Good Leaders Will Embrace Gender Diversity, But Can Bad Leaders Be Forced To Become Gender Diverse?
October 11, 2018 | Daniel J. Donnellon and Tom J. Whalen
On September 30, 2018, California Governor Jerry Brown signed into law Senate Bill No. 826 designed to increase gender diversity on the governing board of California publicly traded companies. Section 1 finds and declares that:
More women directors serving on boards of directors of California publicly held corporations will boost the California economy, improve opportunities for women in the workplace, and protect California taxpayers, shareholders, and retirees, including retired California state employees and teachers whose pensions are managed by CalPERS and CalSTRS. Yet studies predict that it will take 40 to 50 years to achieve gender parity, if something is not done proactively. (Emphasis supplied, no citation for the “studies.”)
The preamble contained in the first sentence is actually well-documented. Section 1(g)(2)(A) cites a 2016 McKinsey and Company study titled Women Matter that “showed nationwide that companies, where women are most strongly represented at board or top-management levels, are also the companies that perform the best in profitability, productivity, and workforce engagement.” This is not limited to the U.S. A Peterson Institute for International Economics, Study on Gender Diversity, demonstrated that there is a direct correlation between the increased number of women in roles of leadership in for-profit businesses and the bottom line. And, the Peterson Institute Study found that this direct correlation is staggeringly large. In other words, businesses with greater gender parity in leadership make more money. Another recent study, published in the November-December, 2017 issue of the Harvard Business Review shattered another stereotype by finding that women respond better under competitive pressure than do men.
So how does Cal. Sen. Bill 86 hope to jumpstart the gender parity issue? A publicly held corporation, including corporations incorporated in and outside of California, whose principal executive offices (according to the corporation’s annual report on Form 10-K filed with the Securities and Exchange Commission) are located in California must have on its board:
(a) no later than the close of the 2019 calendar year, at least one female director; and
(b) no later than the close of the 2021 calendar year, at least
(1) Three female directors if the board has six or more directors,
(2) Two female directors if the board has five directors, and
(3) One female director if the board has four or fewer directors. (Section 2)

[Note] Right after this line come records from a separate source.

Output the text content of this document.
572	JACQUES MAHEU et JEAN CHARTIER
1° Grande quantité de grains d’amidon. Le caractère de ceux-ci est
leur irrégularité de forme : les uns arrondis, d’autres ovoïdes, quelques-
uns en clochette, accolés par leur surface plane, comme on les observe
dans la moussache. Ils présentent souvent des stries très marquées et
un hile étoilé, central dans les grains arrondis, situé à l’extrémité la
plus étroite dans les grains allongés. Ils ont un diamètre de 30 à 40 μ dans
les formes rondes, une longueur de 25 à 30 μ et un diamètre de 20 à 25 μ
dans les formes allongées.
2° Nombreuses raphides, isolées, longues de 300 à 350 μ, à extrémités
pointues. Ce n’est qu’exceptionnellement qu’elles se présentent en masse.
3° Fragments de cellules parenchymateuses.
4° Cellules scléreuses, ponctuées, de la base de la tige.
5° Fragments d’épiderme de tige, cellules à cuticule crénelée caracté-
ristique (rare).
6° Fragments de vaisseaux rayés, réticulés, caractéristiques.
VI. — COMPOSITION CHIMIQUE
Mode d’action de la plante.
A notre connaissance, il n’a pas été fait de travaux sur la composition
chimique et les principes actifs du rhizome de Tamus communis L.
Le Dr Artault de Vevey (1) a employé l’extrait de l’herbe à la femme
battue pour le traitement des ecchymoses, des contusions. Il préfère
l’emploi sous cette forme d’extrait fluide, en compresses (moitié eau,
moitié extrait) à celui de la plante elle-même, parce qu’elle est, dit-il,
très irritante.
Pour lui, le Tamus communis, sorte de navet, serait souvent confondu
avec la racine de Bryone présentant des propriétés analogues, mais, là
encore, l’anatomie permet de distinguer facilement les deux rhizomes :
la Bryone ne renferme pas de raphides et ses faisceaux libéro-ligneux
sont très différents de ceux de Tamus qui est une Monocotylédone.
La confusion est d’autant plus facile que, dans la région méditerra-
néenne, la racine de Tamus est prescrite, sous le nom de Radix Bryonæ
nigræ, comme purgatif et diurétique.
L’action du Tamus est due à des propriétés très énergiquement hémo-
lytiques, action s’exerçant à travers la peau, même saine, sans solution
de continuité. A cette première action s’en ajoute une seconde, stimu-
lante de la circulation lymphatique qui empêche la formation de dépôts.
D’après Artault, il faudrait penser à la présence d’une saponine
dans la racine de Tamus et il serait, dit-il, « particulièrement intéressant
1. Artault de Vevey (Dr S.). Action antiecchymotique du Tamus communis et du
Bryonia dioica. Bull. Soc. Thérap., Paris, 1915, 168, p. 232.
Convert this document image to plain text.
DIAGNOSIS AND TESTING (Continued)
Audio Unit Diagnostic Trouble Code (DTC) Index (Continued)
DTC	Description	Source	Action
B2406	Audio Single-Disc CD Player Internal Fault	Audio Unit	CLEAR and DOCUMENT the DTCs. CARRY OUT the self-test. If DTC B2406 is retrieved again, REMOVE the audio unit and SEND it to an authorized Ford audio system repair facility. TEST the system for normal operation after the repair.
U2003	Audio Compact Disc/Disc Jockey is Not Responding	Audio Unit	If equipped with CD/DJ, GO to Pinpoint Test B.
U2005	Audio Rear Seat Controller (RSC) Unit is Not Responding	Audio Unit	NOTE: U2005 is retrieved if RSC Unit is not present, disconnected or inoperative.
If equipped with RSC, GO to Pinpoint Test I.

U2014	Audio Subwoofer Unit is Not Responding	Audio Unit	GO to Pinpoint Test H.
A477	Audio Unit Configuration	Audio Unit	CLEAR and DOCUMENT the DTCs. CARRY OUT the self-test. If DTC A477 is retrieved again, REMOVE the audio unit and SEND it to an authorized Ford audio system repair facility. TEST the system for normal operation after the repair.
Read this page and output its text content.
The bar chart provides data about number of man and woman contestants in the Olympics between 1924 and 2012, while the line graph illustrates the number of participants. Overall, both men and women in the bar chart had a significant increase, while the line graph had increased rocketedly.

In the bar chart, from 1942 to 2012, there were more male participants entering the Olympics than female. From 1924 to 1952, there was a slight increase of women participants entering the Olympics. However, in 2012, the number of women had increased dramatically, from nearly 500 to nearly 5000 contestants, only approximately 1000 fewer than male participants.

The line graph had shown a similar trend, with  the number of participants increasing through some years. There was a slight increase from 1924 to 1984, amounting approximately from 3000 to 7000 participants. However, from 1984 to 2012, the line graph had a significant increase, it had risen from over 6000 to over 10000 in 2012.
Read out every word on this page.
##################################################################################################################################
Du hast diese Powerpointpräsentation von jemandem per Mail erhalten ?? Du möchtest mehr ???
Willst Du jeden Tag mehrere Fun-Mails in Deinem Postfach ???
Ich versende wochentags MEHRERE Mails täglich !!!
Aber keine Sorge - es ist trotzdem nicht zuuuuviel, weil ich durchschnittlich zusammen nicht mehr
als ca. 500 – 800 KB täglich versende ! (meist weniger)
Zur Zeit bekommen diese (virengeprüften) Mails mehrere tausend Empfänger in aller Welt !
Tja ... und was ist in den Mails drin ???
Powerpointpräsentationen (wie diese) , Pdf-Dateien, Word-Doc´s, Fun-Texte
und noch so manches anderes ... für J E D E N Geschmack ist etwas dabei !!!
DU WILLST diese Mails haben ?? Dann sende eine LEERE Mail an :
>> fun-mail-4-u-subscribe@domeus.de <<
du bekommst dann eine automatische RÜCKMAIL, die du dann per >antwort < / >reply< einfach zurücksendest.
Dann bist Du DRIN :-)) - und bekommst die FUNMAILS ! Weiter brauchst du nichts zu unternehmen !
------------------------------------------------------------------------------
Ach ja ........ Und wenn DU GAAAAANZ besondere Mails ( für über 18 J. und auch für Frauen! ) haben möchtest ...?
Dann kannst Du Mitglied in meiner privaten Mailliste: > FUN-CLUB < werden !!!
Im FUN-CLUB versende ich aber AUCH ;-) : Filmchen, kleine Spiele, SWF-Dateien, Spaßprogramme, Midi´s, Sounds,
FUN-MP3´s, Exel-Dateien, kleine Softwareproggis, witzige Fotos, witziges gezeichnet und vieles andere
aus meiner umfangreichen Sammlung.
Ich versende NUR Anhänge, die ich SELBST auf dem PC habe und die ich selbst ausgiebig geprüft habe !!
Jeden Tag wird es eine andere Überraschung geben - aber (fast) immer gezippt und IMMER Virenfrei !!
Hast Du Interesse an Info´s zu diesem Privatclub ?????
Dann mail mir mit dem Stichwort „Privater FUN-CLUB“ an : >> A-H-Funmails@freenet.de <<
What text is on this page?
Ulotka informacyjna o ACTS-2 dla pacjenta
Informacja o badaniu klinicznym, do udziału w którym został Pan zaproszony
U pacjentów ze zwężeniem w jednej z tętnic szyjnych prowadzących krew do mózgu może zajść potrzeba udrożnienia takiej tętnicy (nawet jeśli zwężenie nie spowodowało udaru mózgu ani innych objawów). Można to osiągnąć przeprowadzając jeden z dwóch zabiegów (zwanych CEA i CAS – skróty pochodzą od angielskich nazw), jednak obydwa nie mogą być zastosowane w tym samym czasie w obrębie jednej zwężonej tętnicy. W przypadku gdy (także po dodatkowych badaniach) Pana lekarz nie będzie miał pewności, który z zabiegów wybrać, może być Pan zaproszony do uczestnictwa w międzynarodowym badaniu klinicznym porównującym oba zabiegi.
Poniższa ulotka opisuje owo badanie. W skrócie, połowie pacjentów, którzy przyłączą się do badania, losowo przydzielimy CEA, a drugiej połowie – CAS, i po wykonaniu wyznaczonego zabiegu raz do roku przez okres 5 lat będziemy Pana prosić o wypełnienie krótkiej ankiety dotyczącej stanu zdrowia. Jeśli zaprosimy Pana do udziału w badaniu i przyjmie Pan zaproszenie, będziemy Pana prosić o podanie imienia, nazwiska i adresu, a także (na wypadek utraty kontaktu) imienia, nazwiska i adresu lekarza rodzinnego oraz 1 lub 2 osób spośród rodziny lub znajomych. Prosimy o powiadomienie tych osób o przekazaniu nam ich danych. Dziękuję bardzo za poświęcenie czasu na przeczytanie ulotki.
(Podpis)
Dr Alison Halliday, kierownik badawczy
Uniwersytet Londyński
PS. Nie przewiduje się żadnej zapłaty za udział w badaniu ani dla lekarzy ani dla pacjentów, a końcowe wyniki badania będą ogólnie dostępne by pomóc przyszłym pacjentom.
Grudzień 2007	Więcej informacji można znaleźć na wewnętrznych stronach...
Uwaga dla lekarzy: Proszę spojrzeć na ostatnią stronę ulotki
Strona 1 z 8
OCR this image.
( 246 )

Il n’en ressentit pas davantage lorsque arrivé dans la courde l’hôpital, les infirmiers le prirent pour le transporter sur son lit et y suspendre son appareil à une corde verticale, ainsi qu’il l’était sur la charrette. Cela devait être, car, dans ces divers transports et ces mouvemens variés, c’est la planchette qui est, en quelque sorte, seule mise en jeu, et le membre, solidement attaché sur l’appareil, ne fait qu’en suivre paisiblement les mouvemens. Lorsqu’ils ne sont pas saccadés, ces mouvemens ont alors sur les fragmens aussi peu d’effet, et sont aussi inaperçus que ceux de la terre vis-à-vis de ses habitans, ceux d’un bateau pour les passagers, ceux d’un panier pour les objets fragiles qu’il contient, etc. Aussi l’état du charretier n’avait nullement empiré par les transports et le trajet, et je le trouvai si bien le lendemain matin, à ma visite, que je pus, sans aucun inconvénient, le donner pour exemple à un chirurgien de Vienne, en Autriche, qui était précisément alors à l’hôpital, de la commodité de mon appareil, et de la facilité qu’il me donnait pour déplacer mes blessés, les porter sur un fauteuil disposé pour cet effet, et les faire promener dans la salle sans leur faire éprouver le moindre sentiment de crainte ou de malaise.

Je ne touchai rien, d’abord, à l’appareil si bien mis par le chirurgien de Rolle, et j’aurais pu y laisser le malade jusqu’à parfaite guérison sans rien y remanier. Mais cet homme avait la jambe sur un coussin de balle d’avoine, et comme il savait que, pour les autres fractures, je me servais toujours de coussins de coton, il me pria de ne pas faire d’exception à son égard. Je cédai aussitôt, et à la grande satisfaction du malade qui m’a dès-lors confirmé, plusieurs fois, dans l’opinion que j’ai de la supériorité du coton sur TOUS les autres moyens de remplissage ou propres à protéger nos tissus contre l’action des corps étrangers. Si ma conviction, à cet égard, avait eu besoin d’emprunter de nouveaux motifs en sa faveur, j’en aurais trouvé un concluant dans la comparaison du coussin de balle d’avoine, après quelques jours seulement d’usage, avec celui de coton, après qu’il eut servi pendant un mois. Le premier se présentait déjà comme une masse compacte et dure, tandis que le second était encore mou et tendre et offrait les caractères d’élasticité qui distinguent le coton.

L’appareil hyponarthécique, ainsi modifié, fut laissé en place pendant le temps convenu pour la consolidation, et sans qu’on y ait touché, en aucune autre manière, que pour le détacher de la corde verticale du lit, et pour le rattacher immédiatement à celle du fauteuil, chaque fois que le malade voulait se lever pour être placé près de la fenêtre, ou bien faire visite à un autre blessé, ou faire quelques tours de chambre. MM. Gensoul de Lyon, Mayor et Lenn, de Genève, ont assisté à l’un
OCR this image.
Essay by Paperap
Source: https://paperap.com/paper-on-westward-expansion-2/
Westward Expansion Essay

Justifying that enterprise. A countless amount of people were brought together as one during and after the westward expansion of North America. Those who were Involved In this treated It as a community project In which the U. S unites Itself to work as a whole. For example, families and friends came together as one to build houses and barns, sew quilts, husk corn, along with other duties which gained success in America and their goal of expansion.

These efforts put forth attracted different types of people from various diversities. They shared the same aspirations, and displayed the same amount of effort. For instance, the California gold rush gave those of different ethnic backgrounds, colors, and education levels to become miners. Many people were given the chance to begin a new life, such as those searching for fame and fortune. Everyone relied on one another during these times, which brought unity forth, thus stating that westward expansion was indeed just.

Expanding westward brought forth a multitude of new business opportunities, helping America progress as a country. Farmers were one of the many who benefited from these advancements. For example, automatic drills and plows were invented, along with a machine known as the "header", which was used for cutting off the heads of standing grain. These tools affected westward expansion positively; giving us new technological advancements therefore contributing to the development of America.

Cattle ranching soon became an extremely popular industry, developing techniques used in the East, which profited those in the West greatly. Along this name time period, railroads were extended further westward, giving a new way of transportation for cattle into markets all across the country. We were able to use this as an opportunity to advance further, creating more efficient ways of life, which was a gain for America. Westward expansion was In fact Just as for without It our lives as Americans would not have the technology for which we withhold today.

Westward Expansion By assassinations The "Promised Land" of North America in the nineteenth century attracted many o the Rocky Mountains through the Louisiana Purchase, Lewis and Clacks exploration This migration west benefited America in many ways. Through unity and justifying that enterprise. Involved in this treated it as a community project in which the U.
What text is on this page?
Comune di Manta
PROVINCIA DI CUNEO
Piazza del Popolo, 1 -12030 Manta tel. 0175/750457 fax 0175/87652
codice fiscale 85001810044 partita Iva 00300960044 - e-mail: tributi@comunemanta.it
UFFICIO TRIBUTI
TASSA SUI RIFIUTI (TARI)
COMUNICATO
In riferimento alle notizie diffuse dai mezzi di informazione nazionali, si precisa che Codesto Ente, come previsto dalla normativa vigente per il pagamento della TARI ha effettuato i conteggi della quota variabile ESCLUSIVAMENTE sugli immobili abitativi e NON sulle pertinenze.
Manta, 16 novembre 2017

The law permits the company to expand its board to add the female participant(s). Under the law, “Female” is defined as “an individual who self-identifies her gender as a woman, without regard to the individual’s designated sex at birth.” And, “Publicly held” is defined as “a corporation with outstanding shares listed on a major U.S. stock exchange.” The California Secretary of State is empowered to impose fines upon non-compliant companies in the amount of $100,000 for an initial violation and $300,000 for each additional violation.
So if the proverbial “carrot” does not work – reviewing the extensive and consistent empirical data – California will bring you the financial “stick.” One might ask the John Oliver-esque question: why is this (lack of diversity) still a thing? Good leaders should see the research and promote gender diversity among co-leaders of their own volition. But, male leadership obviously misses the point with the half-century prediction referred to at the beginning of the bill. So the goal should obviously benefit Californians as a whole as Section 1 “finds and declares.”
One problem, however, is whether the state government can force corporate leadership in the “right” direction. Although it appears as of this publication no lawsuit has been filed to block the new law, the bill has come under attack by large corporate interests on several grounds. Those include Federal and State arguments under the equal protection clauses of the U.S. and California Constitutions, and the internal affairs doctrine. The latter is particularly problematic as the doctrine has long provided that voting rights of shareholders, distributions of dividends and corporate property, and the fiduciary obligations of management are all determined in accordance with the law of the state in which the company is incorporated. As many of California’s largest publicly traded corporations are organized under the laws of Delaware (and other states outside California), the physical location of the company is largely of no moment relating to the conduct of the internal affairs of the company. There may be other problems as well, including conflicts between state laws regarding how the company must go about expanding its board (vote of the shareholders v. vote of the board).
As in other contexts where California has sought to supersede the law of the state of incorporation, this new California statute will be ripe for debate and litigation. As a result, counsel for entities with California stockholders, directors, or other definitive connections to California (so called “quasi-California” corporations) may want to be mindful to tailor certificates of incorporation and bylaws to reflect the new California law so that all parties have consistent expectations with regard to the composition of the corporation’s board.
Regardless of your feelings on government overreach or applause for the Great State of California, counsel advising multi-state and international public companies must be mindful of these changes and recognize, based upon the empirical data, there could be more to come.